Main theme: This video podcast focuses on our first impressions of the redesigned Chevrolet Colorado midsized pickup truck. It gets just one body style this go-around—a four-door crew cab with a short bed—and it loses the smooth V6 and fuel-efficient diesel engines. But it rides on a new chassis that stretches the wheelbase by 3.1 inches compared with the previous short-bed crew cab.

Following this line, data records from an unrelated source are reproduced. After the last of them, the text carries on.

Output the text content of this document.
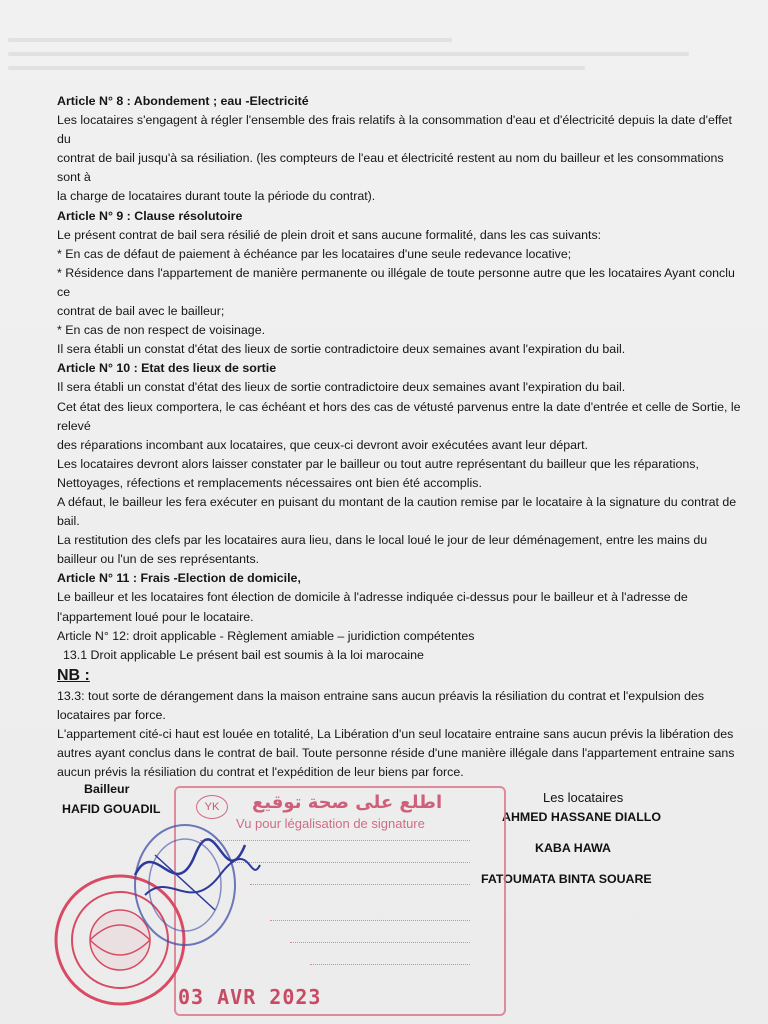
Article N° 8 : Abondement ; eau -Electricité

Les locataires s'engagent à régler l'ensemble des frais relatifs à la consommation d'eau et d'électricité depuis la date d'effet du

contrat de bail jusqu'à sa résiliation. (les compteurs de l'eau et électricité restent au nom du bailleur et les consommations sont à

la charge de locataires durant toute la période du contrat).

Article N° 9 : Clause résolutoire

Le présent contrat de bail sera résilié de plein droit et sans aucune formalité, dans les cas suivants:

* En cas de défaut de paiement à échéance par les locataires d'une seule redevance locative;

* Résidence dans l'appartement de manière permanente ou illégale de toute personne autre que les locataires Ayant conclu ce

contrat de bail avec le bailleur;

* En cas de non respect de voisinage.

Il sera établi un constat d'état des lieux de sortie contradictoire deux semaines avant l'expiration du bail.

Article N° 10 : Etat des lieux de sortie

Il sera établi un constat d'état des lieux de sortie contradictoire deux semaines avant l'expiration du bail.

Cet état des lieux comportera, le cas échéant et hors des cas de vétusté parvenus entre la date d'entrée et celle de Sortie, le relevé

des réparations incombant aux locataires, que ceux-ci devront avoir exécutées avant leur départ.

Les locataires devront alors laisser constater par le bailleur ou tout autre représentant du bailleur que les réparations, Nettoyages, réfections et remplacements nécessaires ont bien été accomplis.

A défaut, le bailleur les fera exécuter en puisant du montant de la caution remise par le locataire à la signature du contrat de bail.

La restitution des clefs par les locataires aura lieu, dans le local loué le jour de leur déménagement, entre les mains du bailleur ou l'un de ses représentants.

Article N° 11 : Frais -Election de domicile,

Le bailleur et les locataires font élection de domicile à l'adresse indiquée ci-dessus pour le bailleur et à l'adresse de l'appartement loué pour le locataire.

Article N° 12: droit applicable - Règlement amiable – juridiction compétentes

13.1 Droit applicable Le présent bail est soumis à la loi marocaine

NB :

13.3: tout sorte de dérangement dans la maison entraine sans aucun préavis la résiliation du contrat et l'expulsion des locataires par force.

L'appartement cité-ci haut est louée en totalité, La Libération d'un seul locataire entraine sans aucun prévis la libération des autres ayant conclus dans le contrat de bail. Toute personne réside d'une manière illégale dans l'appartement entraine sans aucun prévis la résiliation du contrat et l'expédition de leur biens par force.

Bailleur
HAFID GOUADIL
Les locataires
AHMED HASSANE DIALLO
KABA HAWA
FATOUMATA BINTA SOUARE
YK	اطلع على صحة توقيع
Vu pour légalisation de signature
03 AVR 2023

The panel mixes praise for the truck’s standard forward collision warning, automatic emergency braking with pedestrian detection, lane keeping assistance, and lane departure warning with frustration that blind spot warning is still optional. Our LT trim’s 2.7-liter turbocharged four-cylinder engine puts out 310 hp and 390 lb.-ft. of torque, and each spec is more than the 3.6-liter V6 and the 2.8-liter turbodiesel in the previous Colorado. Plus, even with its basic leaf-spring rear suspension, the ride quality is a high point. (Read our Chevrolet Colorado first drive.)
Audience questions
• Electric vehicles, in general, have a lot of torque and are much heavier than most cars, which can accelerate tire wear. Are there some EVs that don’t wear out tires as quickly as others?
• Would most of Toyota’s CR Top Picks still make the list if the company’s reliability was just average? If you take out Toyota’s stellar reliability, would they still rate so high?